Ein weiterer Aspekt, an dem sich die Wirklichkeit dieses Verses messen lassen kann, sind interkulturelle Ehen. Familien beziehungsweise Gemeinschaften müssen sich die Frage stellen, ob sie diesen Satz nur im Mund führen oder seinen Geist praktizieren, wenn die Tochter oder der Sohn jemanden ehelichen will, der aus einer unterschiedlichen Kultur stammt. In früheren muslimischen Hochzivilisationen war die Heirat in einen anderen Stamm, ein anderes Volk keine Seltenheit und galt als probates Mittel, um den Zusammenhalt komplexerer Gesellschaften zu steigern.

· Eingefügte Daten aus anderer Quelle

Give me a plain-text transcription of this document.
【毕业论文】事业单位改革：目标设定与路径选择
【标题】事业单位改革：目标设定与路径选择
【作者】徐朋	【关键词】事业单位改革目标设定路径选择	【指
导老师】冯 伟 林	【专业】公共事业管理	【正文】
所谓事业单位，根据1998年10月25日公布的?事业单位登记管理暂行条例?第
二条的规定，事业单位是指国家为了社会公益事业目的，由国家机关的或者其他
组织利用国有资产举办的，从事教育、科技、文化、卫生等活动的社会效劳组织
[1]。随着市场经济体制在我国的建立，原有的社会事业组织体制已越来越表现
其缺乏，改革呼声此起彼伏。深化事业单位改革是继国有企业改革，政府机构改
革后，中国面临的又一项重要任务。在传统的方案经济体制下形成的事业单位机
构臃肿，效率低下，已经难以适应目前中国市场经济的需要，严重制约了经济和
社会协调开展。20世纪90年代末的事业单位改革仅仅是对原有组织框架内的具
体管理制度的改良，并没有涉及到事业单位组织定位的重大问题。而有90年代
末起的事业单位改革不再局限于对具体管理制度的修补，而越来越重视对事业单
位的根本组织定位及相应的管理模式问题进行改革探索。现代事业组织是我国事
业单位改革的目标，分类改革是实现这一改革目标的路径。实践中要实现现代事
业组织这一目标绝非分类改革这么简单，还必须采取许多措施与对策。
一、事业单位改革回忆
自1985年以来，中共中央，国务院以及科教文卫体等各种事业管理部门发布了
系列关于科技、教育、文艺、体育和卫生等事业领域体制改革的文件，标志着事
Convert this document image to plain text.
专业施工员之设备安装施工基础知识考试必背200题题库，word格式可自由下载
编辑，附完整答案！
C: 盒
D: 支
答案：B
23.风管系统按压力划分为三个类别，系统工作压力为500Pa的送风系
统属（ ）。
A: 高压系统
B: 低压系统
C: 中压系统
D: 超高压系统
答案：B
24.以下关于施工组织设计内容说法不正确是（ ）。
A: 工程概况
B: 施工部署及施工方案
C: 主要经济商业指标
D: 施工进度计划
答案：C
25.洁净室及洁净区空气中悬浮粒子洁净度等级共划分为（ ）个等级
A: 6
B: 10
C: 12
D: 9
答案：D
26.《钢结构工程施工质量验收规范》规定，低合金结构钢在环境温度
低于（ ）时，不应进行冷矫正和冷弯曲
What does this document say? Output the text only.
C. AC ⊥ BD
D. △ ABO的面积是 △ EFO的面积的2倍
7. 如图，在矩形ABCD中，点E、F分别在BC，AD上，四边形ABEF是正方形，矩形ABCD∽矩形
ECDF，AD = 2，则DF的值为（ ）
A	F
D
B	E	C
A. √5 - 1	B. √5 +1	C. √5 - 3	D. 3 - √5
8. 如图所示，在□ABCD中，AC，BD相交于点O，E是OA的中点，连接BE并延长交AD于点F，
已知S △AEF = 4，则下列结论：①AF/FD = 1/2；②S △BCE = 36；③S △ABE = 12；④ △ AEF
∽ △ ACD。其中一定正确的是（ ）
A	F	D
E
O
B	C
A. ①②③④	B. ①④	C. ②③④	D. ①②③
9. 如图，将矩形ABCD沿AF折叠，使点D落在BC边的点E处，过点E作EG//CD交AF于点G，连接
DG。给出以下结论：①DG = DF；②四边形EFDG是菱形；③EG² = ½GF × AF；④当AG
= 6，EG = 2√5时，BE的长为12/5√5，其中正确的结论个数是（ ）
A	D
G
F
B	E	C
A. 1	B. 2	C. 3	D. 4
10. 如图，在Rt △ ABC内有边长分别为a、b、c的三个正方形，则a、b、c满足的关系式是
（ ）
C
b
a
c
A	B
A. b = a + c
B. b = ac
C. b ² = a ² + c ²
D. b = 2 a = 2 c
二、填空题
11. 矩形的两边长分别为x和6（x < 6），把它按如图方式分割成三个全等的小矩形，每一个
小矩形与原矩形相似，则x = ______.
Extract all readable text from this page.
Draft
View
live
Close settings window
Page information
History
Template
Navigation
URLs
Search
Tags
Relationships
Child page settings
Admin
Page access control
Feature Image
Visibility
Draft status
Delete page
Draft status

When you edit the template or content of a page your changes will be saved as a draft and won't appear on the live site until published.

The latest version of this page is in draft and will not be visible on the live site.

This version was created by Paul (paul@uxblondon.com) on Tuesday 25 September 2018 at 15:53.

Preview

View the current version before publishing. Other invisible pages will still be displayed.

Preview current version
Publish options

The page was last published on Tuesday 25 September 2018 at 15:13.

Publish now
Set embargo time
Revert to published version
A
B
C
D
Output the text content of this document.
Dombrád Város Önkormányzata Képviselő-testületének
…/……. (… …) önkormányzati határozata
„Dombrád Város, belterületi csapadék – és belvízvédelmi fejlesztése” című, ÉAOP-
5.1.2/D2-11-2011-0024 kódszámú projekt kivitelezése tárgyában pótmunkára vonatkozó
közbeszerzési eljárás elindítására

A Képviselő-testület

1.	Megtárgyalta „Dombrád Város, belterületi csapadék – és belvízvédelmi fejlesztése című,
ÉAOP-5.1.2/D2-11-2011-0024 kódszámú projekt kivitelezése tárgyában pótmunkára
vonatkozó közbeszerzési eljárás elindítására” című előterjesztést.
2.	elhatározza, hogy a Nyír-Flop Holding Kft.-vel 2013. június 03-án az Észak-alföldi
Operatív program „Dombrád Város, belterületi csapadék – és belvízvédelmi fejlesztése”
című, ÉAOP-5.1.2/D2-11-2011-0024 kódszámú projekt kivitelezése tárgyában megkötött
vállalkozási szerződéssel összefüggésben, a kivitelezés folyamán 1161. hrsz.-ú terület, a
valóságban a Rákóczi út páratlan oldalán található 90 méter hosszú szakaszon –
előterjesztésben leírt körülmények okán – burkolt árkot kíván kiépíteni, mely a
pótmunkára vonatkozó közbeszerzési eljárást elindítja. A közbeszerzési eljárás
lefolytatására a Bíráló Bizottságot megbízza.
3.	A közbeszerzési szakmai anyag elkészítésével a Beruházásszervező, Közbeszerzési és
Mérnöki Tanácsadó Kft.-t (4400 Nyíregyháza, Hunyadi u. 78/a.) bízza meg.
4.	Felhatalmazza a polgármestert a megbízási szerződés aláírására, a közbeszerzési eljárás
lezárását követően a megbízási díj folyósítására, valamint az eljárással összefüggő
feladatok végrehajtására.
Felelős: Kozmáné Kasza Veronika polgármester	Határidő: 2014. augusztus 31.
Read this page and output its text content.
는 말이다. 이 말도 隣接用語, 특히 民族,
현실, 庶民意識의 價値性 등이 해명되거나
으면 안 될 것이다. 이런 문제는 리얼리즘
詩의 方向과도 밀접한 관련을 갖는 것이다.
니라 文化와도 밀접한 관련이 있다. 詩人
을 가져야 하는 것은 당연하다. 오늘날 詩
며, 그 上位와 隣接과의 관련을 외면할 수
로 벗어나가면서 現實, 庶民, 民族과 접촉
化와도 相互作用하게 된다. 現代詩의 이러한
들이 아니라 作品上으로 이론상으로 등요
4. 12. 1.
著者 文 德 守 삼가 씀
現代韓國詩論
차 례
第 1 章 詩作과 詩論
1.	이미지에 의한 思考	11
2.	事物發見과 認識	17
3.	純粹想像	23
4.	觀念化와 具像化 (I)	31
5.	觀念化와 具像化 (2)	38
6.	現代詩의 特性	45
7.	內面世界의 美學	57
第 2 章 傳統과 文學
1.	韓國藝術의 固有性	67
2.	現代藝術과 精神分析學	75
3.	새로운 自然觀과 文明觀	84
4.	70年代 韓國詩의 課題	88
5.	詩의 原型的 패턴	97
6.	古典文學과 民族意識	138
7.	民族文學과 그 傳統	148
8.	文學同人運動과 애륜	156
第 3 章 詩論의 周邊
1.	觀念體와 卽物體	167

Nicht nur sind es äußere materielle Gewohnheiten, die zu Reibungen zwischen den Verheirateten führen können. Ebenso häufig spielen subtilere, unausgesprochene Normen eine Rolle. Eheleute, die aus westlichen Ländern stammen, machen beispielsweise die schmerzhafte Erfahrung, dass ihre „direkte Art“ bei Familienbesuchen als unhöflich beziehungsweise grob wahrgenommen wird. Im Gegenzug stellen Frauen oder Männer, die aus traditionell muslimischen Kulturen kommen, fest, dass ihr Partner/ihre Partnerin ihren gesamten Urlaub nicht damit verbringen möchte, eine Tante nach der anderen zu besuchen.